The results of the current study should be interpreted with regards to its limitations and strengths. Firstly, this is a case-control study and therefore no causal inferences may be made. Secondly, it would have been more informative if we had also measured serum IL-6 and IL-1β and other cytokine levels, including Th17, T regulatory, and Th2 cytokines. Thirdly, included were individuals between 21 and 70 years old and, consequently, our results cannot be generalized to older or younger populations. Strengths are that we included relevant phenotypes of major depression, while adjusting our data for background variables including age, sex, smoking, and the drug state of the patients.

In conclusion, major depression is characterized by increased sIL-1RA, sTNF-R1, and TBARS concentrations, while the acute phase of depression is accompanied by higher sIL-6R levels (compared with the remitted state) and melancholia by higher sIL-6R but lower IL-1α levels. As such, increased sIL-1RA, sTNF-R1, and TBARS levels may be trait markers of major depression, while increased sIL-6R levels may be state markers of melancholia and an acute episode. These findings show that depression, and especially acute depression and melancholia, are associated with increased lipid peroxidation and immune alterations pointing towards immune activation (increased sIL-6R), increased activity of the CIRS (increased sIL-1RA), and signs of immunosuppression (lowered IL-1α and increased TNF-R1/R2 levels). TRD is accompanied by increased TBARS and sIL-6R but lowered sTNF-R2 levels, suggesting that highly increased lipid peroxidation, immune activation, and lowered immunosuppression increase risk towards TRD.

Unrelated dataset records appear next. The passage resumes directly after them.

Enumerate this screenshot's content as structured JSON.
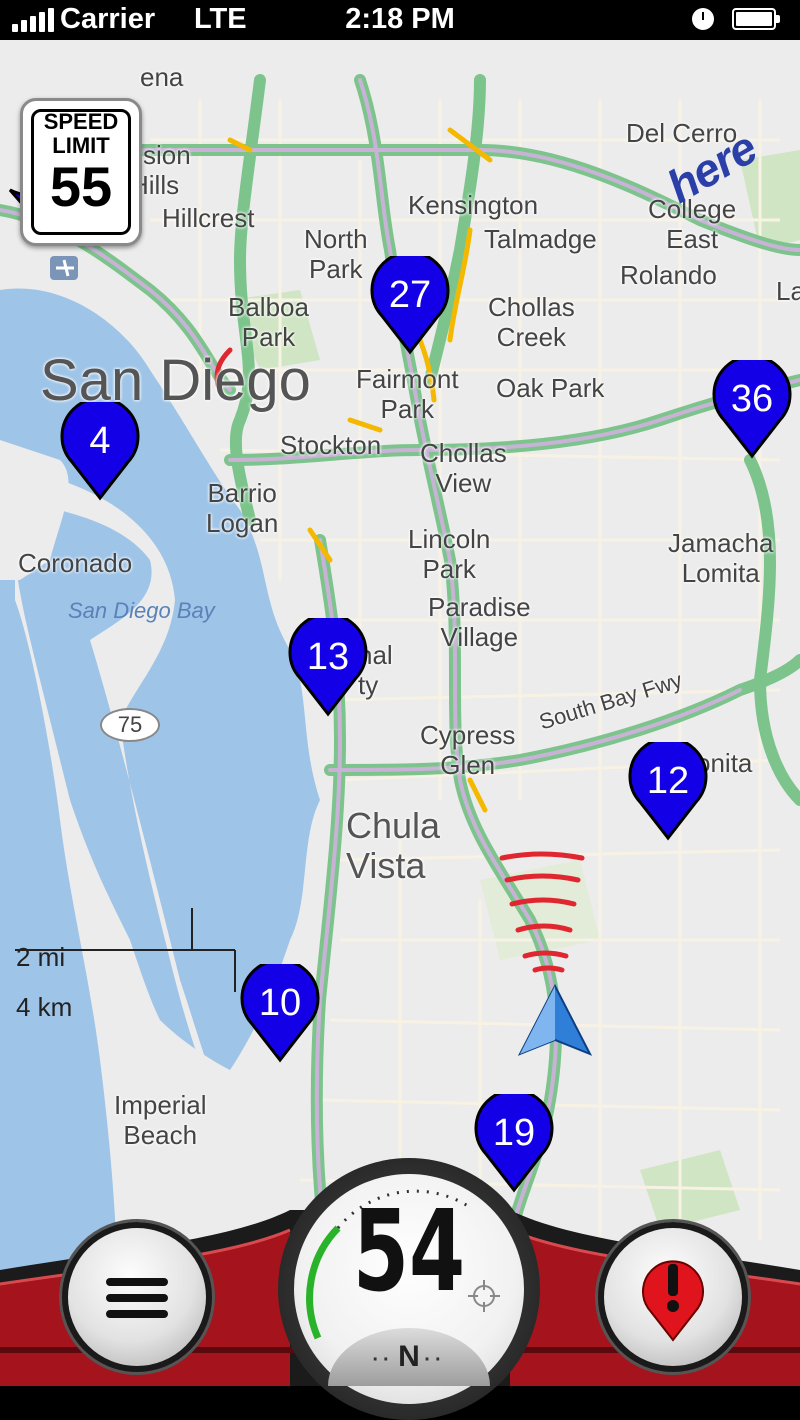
{
  "status_bar": {
    "carrier": "Carrier",
    "network": "LTE",
    "time": "2:18 PM",
    "icons": [
      "signal-icon",
      "clock-icon",
      "battery-icon"
    ]
  },
  "speed_limit_sign": {
    "line1": "SPEED",
    "line2": "LIMIT",
    "value": "55"
  },
  "brand_logo": "here",
  "map": {
    "region_label": "San Diego",
    "water_label": "San Diego Bay",
    "highway_shield": "75",
    "road_label": "South Bay Fwy",
    "labels": {
      "mission_hills": "ssion\nHills",
      "hillcrest": "Hillcrest",
      "kensington": "Kensington",
      "del_cerro": "Del Cerro",
      "college_east": "College\nEast",
      "talmadge": "Talmadge",
      "north_park": "North\nPark",
      "rolando": "Rolando",
      "balboa_park": "Balboa\nPark",
      "chollas_creek": "Chollas\nCreek",
      "fairmont_park": "Fairmont\nPark",
      "oak_park": "Oak Park",
      "stockton": "Stockton",
      "chollas_view": "Chollas\nView",
      "barrio_logan": "Barrio\nLogan",
      "coronado": "Coronado",
      "lincoln_park": "Lincoln\nPark",
      "jamacha_lomita": "Jamacha\nLomita",
      "paradise_village": "Paradise\nVillage",
      "national_city": "nal\nty",
      "cypress_glen": "Cypress\nGlen",
      "bonita": "onita",
      "chula_vista": "Chula\nVista",
      "imperial_beach": "Imperial\nBeach",
      "partial_top": "ena",
      "partial_right": "La"
    },
    "markers": [
      "4",
      "27",
      "36",
      "13",
      "12",
      "10",
      "19"
    ],
    "scale": {
      "miles": "2 mi",
      "kilometers": "4 km"
    }
  },
  "dashboard": {
    "speed": "54",
    "heading": "N",
    "icons": [
      "menu-icon",
      "alert-icon",
      "target-icon"
    ]
  },
  "colors": {
    "marker": "#1400e6",
    "freeway": "#7cc48c",
    "water": "#9ec4e8",
    "traffic_slow": "#f5b800",
    "traffic_jam": "#e0262e",
    "dash_red": "#a5141c"
  }
}
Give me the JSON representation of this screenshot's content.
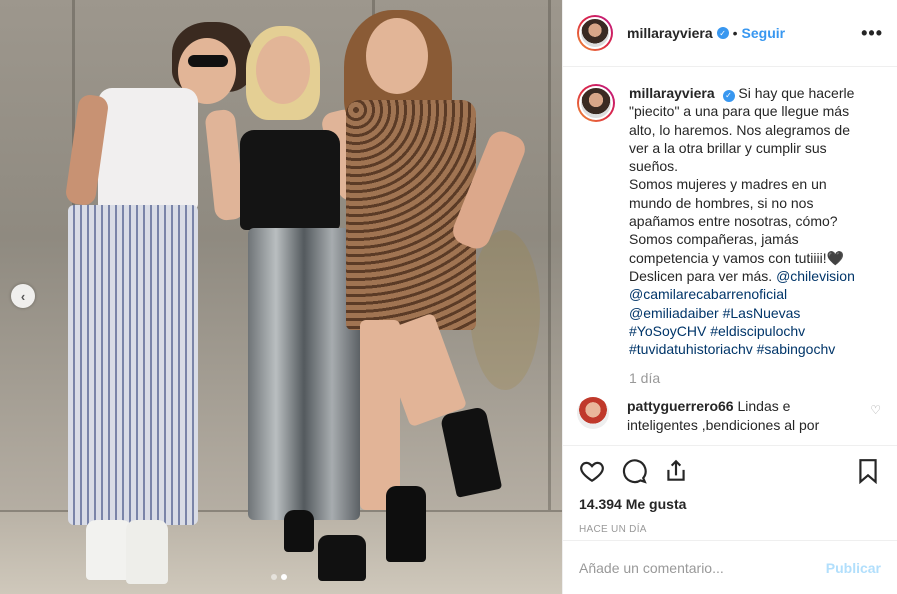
{
  "post": {
    "author": "millarayviera",
    "follow_label": "Seguir",
    "separator": "•",
    "more_label": "•••"
  },
  "photo": {
    "carousel_dots": 2,
    "active_dot": 1,
    "prev_icon": "chevron-left-icon"
  },
  "caption": {
    "author": "millarayviera",
    "text_lines": [
      "Si hay que hacerle",
      "\"piecito\" a una para que llegue más",
      "alto, lo haremos. Nos alegramos de",
      "ver a la otra brillar y cumplir sus",
      "sueños.",
      "Somos mujeres y madres en un",
      "mundo de hombres, si no nos",
      "apañamos entre nosotras, cómo?",
      "Somos compañeras, jamás",
      "competencia y vamos con tutiiii!🖤",
      "Deslicen para ver más."
    ],
    "mention_chv": "@chilevision",
    "mentions": [
      "@camilarecabarrenoficial",
      "@emiliadaiber"
    ],
    "hashtags_line1": "#LasNuevas",
    "hashtags_line2": [
      "#YoSoyCHV",
      "#eldiscipulochv"
    ],
    "hashtags_line3": [
      "#tuvidatuhistoriachv",
      "#sabingochv"
    ],
    "time": "1 día"
  },
  "comment": {
    "author": "pattyguerrero66",
    "text": "Lindas e inteligentes ,bendiciones al por"
  },
  "actions": {
    "icons": [
      "heart-icon",
      "comment-icon",
      "share-icon",
      "save-icon"
    ],
    "likes": "14.394 Me gusta",
    "date": "HACE UN DÍA"
  },
  "composer": {
    "placeholder": "Añade un comentario...",
    "publish_label": "Publicar"
  },
  "colors": {
    "accent": "#3897f0",
    "publish_disabled": "#b2dffc",
    "link": "#003569",
    "muted": "#999999"
  }
}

As discussed previously, the CIRS response has anti-inflammatory and negative immunoregulatory effects thereby protecting against immune-inflammatory responses (Maes et al. 2012a, 2016). Previously, we have discussed that targeting immune-inflammatory pathways in depression by anti-inflammatory drugs is probably not the best treatment strategy. Indeed, interfering with the equilibrium between protective (CIRS) and more detrimental (increased neurotoxicity by inflammatory cytokines) forces may have many unwanted or unpredictable consequences (Maes et al. 2016). More precise knowledge on the immune-inflammatory response in relation to the CIRS in depression and the impact of the new drugs on both systems is needed before using drugs that interfere with their equilibrium. Moreover, lipid peroxidation is—by far—a more important trait marker of depression and TRD as compared with the immune biomarkers, suggesting that increased oxidative stress in the primary target. Finally, since TRD is characterized by increased TBARS and sIL-6R and lowered sTNF-R2 levels, we may suggest that increased lipid peroxidation coupled with possible signs of increased TNFα and IL-6 trans-signaling may play a role in TRD. Therefore, multi-targeting immune-inflammatory and oxidative stress pathways may have therapeutic promise (Maes et al. 2016).